Q&A: Setting grandparenting boundaries

Q: Our son and his wife both work and have extremely busy lives — probably too busy. My husband and I frequently take care of our grandchildren so that their mum and dad can keep their hectic pace. We love being with the children, but do you think this is a healthy arrangement?

A: You obviously love your grandchildren, and there’s nothing wrong with intergenerational cooperation. It’s a good thing for family members to help one another as needs arise. But a great deal depends on the attitudes and expectations of your son and his wife. If you’re feeling unappreciated, put upon, or taken advantage of — even a little bit — then it’s safe to say that something needs to change.

If you want your interactions with your son, his wife, and your grandchildren to remain positive, we’d encourage you to establish appropriate boundaries. Arrangements like yours usually work best when everyone agrees on some specific limitations. For example, you can say, “We’ll keep the children two afternoons a week until your graduate coursework is finished in December.” If things remain vague and open-ended, it’s only a matter of time until you’ll begin to resent it.
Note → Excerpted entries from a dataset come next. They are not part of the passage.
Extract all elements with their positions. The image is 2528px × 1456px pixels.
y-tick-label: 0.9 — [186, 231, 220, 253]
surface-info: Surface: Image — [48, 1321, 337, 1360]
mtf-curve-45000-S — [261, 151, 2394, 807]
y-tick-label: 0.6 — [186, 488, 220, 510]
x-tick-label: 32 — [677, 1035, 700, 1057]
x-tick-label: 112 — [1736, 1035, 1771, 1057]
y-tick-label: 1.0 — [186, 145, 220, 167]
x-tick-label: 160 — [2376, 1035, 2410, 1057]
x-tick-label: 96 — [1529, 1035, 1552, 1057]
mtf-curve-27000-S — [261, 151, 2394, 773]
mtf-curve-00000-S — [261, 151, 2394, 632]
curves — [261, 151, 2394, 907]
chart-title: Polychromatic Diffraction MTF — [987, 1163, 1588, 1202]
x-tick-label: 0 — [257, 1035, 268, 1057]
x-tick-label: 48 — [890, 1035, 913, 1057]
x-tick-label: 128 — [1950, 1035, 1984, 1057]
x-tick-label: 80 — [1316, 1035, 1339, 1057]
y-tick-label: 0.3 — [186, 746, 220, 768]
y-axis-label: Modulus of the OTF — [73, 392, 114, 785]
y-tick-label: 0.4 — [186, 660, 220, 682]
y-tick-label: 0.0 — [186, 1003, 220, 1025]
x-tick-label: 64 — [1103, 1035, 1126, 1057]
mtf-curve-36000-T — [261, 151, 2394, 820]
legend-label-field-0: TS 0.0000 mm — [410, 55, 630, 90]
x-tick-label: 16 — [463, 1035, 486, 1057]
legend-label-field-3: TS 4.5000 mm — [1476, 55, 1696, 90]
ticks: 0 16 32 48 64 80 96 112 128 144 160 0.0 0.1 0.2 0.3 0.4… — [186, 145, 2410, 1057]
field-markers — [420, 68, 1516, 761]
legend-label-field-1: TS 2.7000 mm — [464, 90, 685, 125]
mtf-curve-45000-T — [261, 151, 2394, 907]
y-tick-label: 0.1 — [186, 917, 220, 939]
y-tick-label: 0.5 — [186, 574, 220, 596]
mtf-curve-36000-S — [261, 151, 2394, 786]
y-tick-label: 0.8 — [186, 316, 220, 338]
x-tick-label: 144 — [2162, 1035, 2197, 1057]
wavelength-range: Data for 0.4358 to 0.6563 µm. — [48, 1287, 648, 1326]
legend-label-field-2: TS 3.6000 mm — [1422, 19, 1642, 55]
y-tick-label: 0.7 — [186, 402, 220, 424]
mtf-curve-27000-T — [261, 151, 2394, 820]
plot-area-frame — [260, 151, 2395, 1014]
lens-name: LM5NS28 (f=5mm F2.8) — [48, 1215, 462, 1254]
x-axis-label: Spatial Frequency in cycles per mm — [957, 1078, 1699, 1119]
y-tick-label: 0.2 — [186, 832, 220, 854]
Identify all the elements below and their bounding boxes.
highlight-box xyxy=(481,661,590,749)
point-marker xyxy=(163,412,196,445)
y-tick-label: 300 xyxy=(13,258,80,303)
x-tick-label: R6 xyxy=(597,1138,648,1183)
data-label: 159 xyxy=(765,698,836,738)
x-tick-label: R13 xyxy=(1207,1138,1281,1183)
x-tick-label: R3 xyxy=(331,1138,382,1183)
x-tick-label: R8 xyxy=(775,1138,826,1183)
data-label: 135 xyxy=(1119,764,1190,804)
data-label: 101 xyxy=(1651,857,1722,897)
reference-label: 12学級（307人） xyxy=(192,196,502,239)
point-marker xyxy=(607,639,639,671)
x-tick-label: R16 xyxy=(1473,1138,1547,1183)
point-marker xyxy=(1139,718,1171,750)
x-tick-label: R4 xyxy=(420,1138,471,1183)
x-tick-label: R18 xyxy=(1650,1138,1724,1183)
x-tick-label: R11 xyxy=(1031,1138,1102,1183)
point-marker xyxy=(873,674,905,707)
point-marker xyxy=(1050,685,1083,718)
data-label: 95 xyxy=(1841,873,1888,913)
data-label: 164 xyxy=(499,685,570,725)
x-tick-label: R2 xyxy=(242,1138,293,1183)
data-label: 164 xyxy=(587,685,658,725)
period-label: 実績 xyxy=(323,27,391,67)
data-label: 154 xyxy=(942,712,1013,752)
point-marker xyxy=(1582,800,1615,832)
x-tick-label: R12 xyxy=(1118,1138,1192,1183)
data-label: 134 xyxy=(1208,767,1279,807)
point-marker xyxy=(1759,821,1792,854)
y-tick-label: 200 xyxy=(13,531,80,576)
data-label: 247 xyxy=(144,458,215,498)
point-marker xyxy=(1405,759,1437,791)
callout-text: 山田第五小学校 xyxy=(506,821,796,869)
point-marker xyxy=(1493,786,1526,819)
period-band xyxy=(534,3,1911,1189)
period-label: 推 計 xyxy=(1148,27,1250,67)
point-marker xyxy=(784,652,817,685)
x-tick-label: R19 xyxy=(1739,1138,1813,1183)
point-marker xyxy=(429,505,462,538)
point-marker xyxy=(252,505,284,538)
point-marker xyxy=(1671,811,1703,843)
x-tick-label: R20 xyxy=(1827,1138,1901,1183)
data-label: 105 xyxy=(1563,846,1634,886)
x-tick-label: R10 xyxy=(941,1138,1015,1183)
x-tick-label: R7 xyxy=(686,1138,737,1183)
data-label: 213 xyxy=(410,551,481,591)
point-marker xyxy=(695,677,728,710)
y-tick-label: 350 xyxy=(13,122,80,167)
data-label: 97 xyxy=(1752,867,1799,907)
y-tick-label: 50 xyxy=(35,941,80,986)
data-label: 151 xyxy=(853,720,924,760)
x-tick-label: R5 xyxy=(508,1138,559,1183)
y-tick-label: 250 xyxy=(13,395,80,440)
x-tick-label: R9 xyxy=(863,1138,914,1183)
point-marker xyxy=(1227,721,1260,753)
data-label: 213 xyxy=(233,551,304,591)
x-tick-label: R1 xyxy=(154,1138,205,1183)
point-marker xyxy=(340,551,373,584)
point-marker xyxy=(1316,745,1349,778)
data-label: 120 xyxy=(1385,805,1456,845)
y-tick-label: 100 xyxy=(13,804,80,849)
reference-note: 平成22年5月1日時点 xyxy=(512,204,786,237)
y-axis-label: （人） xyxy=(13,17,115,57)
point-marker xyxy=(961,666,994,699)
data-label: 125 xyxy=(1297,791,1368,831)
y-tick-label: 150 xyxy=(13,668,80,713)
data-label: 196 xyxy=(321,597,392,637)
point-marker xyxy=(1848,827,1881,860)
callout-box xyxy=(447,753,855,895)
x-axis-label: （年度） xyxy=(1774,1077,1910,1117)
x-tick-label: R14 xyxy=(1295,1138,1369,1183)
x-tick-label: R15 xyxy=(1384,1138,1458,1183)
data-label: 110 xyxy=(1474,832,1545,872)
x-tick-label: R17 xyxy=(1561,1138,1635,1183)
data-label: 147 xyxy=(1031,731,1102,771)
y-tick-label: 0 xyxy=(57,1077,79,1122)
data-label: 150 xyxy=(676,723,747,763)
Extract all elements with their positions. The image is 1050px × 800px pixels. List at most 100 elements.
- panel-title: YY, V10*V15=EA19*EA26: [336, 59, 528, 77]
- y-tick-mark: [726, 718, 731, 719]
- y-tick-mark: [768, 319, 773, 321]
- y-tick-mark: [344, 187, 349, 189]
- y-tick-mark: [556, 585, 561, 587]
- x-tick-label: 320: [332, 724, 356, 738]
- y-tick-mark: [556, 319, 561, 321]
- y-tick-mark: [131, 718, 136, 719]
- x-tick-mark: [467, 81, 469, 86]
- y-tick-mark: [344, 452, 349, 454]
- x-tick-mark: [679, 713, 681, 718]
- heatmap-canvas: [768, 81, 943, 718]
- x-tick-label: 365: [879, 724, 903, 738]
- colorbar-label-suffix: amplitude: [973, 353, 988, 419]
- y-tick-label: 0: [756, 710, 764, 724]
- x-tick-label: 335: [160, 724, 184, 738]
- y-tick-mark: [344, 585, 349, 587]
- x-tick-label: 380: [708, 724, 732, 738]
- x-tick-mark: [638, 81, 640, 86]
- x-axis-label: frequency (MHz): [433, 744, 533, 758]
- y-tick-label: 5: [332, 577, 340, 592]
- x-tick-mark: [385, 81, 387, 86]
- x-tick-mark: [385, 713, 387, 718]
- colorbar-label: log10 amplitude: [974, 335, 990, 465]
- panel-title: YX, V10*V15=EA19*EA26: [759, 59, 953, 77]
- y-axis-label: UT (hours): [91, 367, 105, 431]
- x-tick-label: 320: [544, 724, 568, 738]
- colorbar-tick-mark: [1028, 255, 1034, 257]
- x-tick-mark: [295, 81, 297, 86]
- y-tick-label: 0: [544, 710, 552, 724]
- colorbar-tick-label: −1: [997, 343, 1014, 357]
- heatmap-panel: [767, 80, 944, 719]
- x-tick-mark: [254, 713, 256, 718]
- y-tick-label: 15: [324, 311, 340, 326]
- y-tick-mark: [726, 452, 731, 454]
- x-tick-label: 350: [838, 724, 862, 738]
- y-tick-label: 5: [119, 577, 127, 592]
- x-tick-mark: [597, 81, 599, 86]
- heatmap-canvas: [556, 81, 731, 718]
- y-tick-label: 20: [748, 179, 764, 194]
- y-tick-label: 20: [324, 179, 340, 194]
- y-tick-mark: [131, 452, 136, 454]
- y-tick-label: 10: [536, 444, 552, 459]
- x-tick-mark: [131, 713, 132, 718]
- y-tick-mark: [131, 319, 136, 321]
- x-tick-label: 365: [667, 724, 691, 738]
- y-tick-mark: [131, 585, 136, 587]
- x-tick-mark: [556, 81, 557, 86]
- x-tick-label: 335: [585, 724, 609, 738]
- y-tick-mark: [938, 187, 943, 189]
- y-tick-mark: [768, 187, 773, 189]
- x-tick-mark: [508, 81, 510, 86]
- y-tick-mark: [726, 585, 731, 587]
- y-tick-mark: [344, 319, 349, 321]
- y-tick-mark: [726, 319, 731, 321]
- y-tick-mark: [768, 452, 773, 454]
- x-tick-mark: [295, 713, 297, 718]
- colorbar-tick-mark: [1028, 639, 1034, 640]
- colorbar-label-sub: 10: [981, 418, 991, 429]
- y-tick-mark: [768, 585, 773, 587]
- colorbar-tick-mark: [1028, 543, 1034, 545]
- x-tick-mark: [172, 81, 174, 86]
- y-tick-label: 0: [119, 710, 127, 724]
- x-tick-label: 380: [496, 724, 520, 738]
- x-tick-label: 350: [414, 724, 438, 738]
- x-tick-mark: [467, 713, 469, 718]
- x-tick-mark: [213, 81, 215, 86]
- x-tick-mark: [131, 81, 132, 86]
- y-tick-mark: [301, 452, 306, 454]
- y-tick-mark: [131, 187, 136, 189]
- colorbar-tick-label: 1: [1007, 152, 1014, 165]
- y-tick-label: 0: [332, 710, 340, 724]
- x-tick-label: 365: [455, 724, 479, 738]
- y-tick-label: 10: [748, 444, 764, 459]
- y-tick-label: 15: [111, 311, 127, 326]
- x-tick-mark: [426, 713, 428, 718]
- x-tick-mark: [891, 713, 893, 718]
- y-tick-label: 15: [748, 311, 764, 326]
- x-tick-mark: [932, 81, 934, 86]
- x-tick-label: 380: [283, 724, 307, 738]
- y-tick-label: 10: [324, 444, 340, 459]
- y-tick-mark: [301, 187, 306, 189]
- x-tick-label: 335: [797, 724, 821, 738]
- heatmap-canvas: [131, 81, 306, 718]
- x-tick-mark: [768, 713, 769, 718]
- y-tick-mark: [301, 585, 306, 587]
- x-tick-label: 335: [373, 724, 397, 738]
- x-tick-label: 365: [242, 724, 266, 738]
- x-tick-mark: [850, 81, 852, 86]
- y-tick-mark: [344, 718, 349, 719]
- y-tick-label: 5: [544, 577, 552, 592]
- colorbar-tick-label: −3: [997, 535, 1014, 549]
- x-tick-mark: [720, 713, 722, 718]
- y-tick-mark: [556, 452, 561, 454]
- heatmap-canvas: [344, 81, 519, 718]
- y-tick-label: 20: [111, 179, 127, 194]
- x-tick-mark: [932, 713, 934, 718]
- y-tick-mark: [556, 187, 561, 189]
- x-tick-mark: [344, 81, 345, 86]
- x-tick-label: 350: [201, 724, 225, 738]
If you’re finding it difficult to set reasonable boundaries, it’s possible that you’re operating on the basis of a guilty sense of obligation or your own co-dependent needs. Neither leads to healthy relationships. It’s also important to remember that while grandparents have a critical role to play in the lives of their grandchildren, it’s best, under normal circumstances, that they not take on the role of primary caregivers. That’s the parents’ job. If you honestly feel that Mum and Dad are missing out on opportunities to strengthen their connection with their own children, it may be best for everyone if you don’t make yourselves so available.